All coset leaders of the  $\rm HC (7, \, 4, \, 3)$

(5)  A comparison with the solution to the last subtask shows that  $(0, 1, 0, 0, 0, 0, 0) \cdot \boldsymbol{\rm H}^{\rm T}$  as a syndrome gives the second row of the transposed matrix:

$$\begin{pmatrix} 0 &1 &0 &0 &0 \hspace{0.2cm}\text{... }\end{pmatrix} \cdot { \boldsymbol{\rm H}}^{\rm T} = \begin{pmatrix} 1 &1 &0 \end{pmatrix} = \underline{s}_6$$
$$\Rightarrow\hspace{0.45cm} \underline{ \mu= 6} \hspace{0.05cm}, \hspace{0.5cm} \underline{e}_6 = \begin{pmatrix} 0 &1 &0 &0 &0 &0 &0 \end{pmatrix}\hspace{0.05cm}.$$
$$\begin{pmatrix} 0 &0 &1 &0 &0 \hspace{0.2cm}\text{... }\end{pmatrix} \cdot { \boldsymbol{\rm H}}^{\rm T} = \begin{pmatrix} 0 &1 &1 \end{pmatrix} = \underline{s}_3$$
$$\Rightarrow\hspace{0.45cm} \underline{ \mu= 3} \hspace{0.05cm}, \hspace{0.5cm} \underline{e}_3 = \begin{pmatrix} 0 &0 &1 &0 &0 &0 &0 \end{pmatrix}\hspace{0.05cm}.$$
$$\begin{pmatrix} 0 &0 &0 &1 &0 \hspace{0.2cm}\text{... } \end{pmatrix} \cdot { \boldsymbol{\rm H}}^{\rm T} = \begin{pmatrix} 1 &1 &1 \end{pmatrix} = \underline{s}_7$$
$$\Rightarrow\hspace{0.45cm} \underline{ \mu= 7} \hspace{0.05cm}, \hspace{0.5cm} \underline{e}_7 = \begin{pmatrix} 0 &0 &0 &1 &0 &0 &0 \end{pmatrix}\hspace{0.05cm}.$$

The adjacent graph summarizes again the results of the subtasks  (4)  and  (5).

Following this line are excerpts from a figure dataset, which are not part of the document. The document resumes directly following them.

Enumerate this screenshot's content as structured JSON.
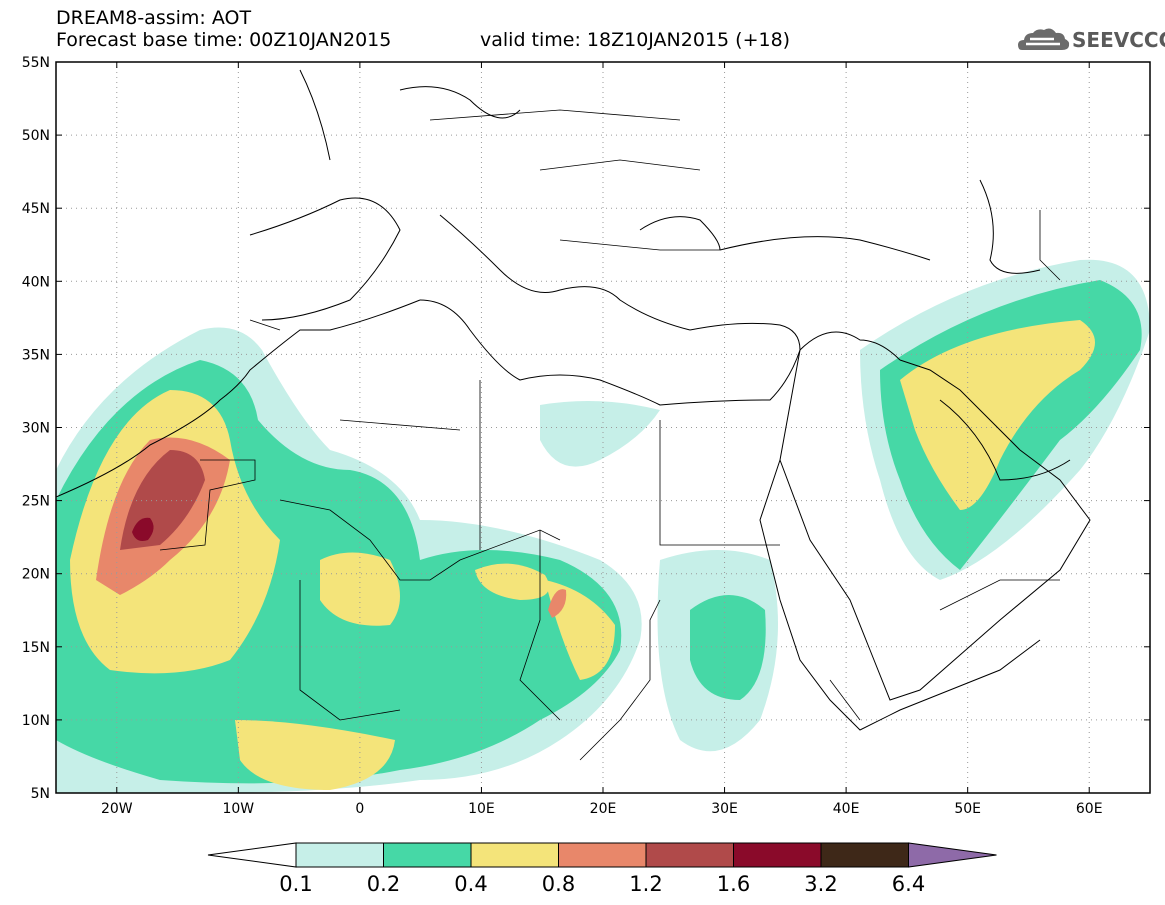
{
  "header": {
    "title": "DREAM8-assim: AOT",
    "base_time": "Forecast base time: 00Z10JAN2015",
    "valid_time": "valid time: 18Z10JAN2015 (+18)"
  },
  "logo": {
    "text": "SEEVCCC",
    "icon": "cloud-icon"
  },
  "map": {
    "lat_labels": [
      "55N",
      "50N",
      "45N",
      "40N",
      "35N",
      "30N",
      "25N",
      "20N",
      "15N",
      "10N",
      "5N"
    ],
    "lon_labels": [
      "20W",
      "10W",
      "0",
      "10E",
      "20E",
      "30E",
      "40E",
      "50E",
      "60E"
    ],
    "lon_range": [
      -25,
      65
    ],
    "lat_range": [
      5,
      55
    ],
    "grid": "dotted"
  },
  "legend": {
    "levels": [
      "0.1",
      "0.2",
      "0.4",
      "0.8",
      "1.2",
      "1.6",
      "3.2",
      "6.4"
    ],
    "colors": [
      "#c6efe8",
      "#46d8a6",
      "#f4e47a",
      "#e8876a",
      "#b04a4a",
      "#8a0a2a",
      "#3e2818",
      "#8e6aa8"
    ]
  }
}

(6)  For the  $(7, \, 4, \, 3)$  Hamming code under consideration,  the correct information word is decided if at most one bit within the code word is falsified during transmission.  It follows:

$${ \rm Pr(block\:errors)} \hspace{-0.15cm}\ = \ \hspace{-0.15cm} { \rm Pr(\ge 2\hspace{0.15cm}bit\hspace{0.15cm}errors\hspace{0.15cm})} =1 - { \rm Pr(0\hspace{0.15cm}bit\hspace{0.15cm}errors)} - { \rm Pr(1\hspace{0.15cm}bit\hspace{0.15cm}errors)} =1 - 0.9^7 - 7 \cdot 0.1 \cdot 0.9^7 \hspace{0.15cm} \underline{ = 0.15} \hspace{0.05cm}.$$
  • Uncoded transmission of a block with  $n = k = 4$  bits would result in the same BSC channel:
$${ \rm Pr(block\:errors)}= 1 - 0.9^4 \approx 0.344 \hspace{0.05cm}.$$
  • The comparison is not entirely fair,  however,  since with  $n = 4$  a smaller falsification probability  $\varepsilon$  would have to be applied than with  $n = 7$  $($smaller symbol rate   ⇒   smaller bandwidth   ⇒   smaller noise power$)$.